An equiconcave lens having radius of curvature of each surface 20 cm has one surface silvered. If the refractive index of the lens is 1.5, then the magnitude of the focal length is

To solve the problem of finding the magnitude of the focal length of an equiconcave lens with one surface silvered, we will follow these steps: ### Step 1: Identify the parameters of the lens - The radius of curvature (R) of each surface of the lens is given as 20 cm. - The refractive index (μ) of the lens material is 1.5. ### Step 2: Calculate the focal length of the equiconcave lens The formula for the focal length (f) of a lens is given by the lens maker's formula: \[ \frac{1}{f} = (\mu - 1) \left( \frac{1}{R_1} - \frac{1}{R_2} \right) \] For an equiconcave lens: - \( R_1 = -20 \) cm (the first surface is concave) - \( R_2 = +20 \) cm (the second surface is also concave) Substituting these values into the formula: \[ \frac{1}{f} = (1.5 - 1) \left( \frac{1}{-20} - \frac{1}{20} \right) \] \[ \frac{1}{f} = 0.5 \left( -\frac{1}{20} - \frac{1}{20} \right) \] \[ \frac{1}{f} = 0.5 \left( -\frac{2}{20} \right) = 0.5 \left( -\frac{1}{10} \right) = -\frac{1}{20} \] Thus, the focal length \( f \) of the lens is: \[ f = -20 \text{ cm} \] ### Step 3: Account for the silvered surface When one surface of the lens is silvered, it acts as a combination of a lens and a mirror.

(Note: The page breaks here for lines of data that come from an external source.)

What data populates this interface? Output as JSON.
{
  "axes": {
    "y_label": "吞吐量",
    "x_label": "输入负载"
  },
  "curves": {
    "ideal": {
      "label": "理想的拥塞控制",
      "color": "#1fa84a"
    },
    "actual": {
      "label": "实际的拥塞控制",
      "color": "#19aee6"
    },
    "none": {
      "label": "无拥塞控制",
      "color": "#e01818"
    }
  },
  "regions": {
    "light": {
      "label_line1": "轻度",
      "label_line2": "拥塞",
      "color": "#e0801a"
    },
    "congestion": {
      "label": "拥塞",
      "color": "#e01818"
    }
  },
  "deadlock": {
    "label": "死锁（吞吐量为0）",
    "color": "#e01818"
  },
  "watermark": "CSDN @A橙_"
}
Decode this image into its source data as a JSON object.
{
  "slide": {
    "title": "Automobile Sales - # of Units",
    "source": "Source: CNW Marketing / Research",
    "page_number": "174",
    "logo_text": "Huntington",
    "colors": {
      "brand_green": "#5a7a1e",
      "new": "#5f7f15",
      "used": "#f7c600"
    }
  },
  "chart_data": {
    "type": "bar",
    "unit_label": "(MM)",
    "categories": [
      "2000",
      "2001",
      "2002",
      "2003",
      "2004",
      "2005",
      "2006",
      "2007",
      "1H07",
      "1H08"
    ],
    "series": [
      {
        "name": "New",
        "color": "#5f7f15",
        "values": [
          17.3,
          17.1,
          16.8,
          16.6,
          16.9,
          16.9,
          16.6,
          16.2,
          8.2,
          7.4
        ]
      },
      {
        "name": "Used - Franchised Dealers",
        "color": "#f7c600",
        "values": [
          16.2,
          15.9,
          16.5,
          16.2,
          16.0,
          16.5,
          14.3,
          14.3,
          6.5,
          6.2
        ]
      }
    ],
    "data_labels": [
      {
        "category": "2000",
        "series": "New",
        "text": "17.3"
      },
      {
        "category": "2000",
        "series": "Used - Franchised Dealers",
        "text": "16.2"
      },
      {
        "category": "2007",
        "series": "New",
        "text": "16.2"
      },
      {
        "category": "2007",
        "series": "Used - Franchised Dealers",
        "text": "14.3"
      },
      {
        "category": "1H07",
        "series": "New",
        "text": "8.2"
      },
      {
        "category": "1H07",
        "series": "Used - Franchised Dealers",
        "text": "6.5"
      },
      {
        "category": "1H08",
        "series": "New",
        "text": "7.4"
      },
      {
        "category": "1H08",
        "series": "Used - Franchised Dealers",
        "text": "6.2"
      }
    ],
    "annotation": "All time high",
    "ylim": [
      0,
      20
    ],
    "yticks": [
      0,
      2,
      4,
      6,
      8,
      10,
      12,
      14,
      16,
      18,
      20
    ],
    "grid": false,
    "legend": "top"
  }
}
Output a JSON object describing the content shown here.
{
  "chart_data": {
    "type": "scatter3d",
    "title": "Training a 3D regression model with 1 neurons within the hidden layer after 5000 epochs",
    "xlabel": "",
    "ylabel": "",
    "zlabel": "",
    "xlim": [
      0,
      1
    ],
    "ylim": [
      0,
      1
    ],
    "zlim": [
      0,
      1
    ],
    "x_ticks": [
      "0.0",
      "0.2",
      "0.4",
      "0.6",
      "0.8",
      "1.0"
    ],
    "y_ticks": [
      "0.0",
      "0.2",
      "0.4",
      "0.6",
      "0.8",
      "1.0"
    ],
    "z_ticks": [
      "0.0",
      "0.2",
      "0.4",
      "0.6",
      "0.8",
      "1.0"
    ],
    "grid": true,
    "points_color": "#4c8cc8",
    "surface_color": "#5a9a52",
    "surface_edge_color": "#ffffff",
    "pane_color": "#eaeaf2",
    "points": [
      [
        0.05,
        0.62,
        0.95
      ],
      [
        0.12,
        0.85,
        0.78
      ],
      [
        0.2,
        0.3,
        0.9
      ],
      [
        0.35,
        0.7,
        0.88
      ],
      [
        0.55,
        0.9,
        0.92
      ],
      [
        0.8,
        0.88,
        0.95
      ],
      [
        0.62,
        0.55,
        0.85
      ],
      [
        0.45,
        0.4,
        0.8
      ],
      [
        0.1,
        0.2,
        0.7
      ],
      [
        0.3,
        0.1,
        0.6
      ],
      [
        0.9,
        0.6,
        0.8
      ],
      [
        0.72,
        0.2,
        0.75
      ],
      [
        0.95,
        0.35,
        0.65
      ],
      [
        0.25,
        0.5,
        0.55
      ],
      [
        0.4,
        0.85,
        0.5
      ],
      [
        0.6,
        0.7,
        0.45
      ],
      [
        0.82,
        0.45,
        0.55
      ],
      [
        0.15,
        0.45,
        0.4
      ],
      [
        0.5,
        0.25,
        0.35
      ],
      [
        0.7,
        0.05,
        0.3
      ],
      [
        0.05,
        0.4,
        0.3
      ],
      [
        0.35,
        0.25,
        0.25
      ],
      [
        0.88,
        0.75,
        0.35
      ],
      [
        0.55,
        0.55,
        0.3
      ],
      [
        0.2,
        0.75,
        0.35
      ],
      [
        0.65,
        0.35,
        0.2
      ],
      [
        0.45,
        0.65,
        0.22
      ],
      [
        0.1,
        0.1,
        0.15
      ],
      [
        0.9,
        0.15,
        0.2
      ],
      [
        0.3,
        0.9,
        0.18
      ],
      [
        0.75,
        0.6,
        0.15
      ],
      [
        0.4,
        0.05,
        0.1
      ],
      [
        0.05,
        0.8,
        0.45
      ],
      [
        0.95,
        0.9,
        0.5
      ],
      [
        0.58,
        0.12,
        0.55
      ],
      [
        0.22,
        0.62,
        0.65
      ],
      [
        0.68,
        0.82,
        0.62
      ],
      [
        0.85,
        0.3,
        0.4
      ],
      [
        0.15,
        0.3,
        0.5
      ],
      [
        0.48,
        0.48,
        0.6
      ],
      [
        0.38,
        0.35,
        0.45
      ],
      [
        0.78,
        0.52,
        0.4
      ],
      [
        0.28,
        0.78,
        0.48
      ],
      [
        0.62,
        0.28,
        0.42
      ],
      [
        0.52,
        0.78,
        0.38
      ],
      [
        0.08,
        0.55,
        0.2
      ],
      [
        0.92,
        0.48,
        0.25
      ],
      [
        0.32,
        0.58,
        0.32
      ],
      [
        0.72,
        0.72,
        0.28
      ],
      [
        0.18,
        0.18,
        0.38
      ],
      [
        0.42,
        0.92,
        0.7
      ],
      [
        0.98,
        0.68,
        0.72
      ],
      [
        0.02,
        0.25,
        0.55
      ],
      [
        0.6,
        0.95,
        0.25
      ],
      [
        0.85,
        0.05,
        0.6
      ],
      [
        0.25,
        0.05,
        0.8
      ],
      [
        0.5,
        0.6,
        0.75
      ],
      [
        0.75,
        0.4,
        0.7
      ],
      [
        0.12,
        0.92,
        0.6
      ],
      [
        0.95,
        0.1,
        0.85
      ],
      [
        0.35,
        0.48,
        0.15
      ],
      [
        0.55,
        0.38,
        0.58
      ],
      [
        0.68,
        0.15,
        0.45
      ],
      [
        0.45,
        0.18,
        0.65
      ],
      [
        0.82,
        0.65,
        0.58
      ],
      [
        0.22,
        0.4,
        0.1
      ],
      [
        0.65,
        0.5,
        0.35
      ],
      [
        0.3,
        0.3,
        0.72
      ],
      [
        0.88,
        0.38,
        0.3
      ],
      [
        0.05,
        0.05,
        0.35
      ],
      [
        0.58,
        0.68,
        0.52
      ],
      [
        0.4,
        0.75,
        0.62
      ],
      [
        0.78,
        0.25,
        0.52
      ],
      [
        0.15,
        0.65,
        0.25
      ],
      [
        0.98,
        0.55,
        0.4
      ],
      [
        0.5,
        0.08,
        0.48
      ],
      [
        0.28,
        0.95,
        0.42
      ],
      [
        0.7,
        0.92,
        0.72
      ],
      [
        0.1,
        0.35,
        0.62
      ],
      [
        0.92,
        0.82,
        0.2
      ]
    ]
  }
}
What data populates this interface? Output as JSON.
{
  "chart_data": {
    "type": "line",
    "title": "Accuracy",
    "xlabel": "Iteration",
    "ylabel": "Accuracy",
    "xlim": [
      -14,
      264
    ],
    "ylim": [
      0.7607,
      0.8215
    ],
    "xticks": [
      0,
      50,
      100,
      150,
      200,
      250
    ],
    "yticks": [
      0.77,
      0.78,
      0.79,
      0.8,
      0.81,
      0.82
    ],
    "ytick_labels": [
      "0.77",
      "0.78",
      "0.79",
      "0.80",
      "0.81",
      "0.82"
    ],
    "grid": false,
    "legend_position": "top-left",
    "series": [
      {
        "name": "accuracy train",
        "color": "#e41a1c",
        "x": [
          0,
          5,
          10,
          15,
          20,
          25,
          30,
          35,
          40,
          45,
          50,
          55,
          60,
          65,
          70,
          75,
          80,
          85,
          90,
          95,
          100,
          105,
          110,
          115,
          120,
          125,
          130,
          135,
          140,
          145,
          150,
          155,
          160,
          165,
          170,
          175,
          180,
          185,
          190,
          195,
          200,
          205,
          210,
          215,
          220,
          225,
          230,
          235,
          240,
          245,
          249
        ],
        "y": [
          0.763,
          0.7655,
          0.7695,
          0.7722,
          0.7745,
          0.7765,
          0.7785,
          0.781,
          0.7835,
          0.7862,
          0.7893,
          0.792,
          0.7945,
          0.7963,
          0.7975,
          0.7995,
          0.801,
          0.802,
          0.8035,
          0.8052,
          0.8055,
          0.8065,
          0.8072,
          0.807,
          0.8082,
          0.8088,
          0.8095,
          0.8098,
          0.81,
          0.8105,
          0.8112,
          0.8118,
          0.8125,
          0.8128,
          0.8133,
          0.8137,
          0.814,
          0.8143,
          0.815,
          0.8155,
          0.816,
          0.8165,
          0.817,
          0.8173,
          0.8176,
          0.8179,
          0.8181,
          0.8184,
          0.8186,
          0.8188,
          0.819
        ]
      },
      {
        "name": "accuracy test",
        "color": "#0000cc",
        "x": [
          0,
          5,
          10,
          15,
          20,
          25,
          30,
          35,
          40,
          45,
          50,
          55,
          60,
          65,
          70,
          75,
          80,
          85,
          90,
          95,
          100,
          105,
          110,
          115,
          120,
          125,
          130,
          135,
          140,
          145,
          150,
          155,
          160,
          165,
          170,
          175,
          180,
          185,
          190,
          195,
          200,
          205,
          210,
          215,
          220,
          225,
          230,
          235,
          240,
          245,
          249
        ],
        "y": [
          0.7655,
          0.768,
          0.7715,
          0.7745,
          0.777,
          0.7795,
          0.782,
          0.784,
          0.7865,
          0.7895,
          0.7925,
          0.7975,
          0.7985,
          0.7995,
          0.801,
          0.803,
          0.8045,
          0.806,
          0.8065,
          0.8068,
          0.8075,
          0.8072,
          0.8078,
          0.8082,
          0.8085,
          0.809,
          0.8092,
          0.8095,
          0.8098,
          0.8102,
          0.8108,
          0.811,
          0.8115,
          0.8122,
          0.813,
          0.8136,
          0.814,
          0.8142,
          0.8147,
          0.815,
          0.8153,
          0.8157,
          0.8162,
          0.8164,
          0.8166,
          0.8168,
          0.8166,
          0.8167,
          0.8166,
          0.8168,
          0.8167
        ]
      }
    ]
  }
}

The silvered surface acts as a convex mirror. ### Step 4: Calculate the focal length of the convex mirror The focal length (f_m) of a convex mirror is given by: \[ f_m = \frac{R}{2} \] Where \( R \) is the radius of curvature of the mirror. Since the radius of curvature is 20 cm, we have: \[ f_m = \frac{20}{2} = 10 \text{ cm} \] ### Step 5: Use the lens-mirror combination formula For a lens and mirror combination, the equivalent focal length (f_eq) is given by: \[ \frac{1}{f_{eq}} = \frac{1}{f_m} - \frac{2}{f_l} \] Substituting the values: \[ \frac{1}{f_{eq}} = \frac{1}{10} - \frac{2}{-20} \] \[ \frac{1}{f_{eq}} = \frac{1}{10} + \frac{1}{10} = \frac{2}{10} = \frac{1}{5} \] Thus, the equivalent focal length \( f_{eq} \) is: \[ f_{eq} = 5 \text{ cm} \] ### Conclusion The magnitude of the focal length of the lens with one surface silvered is: \[ \boxed{5 \text{ cm}} \]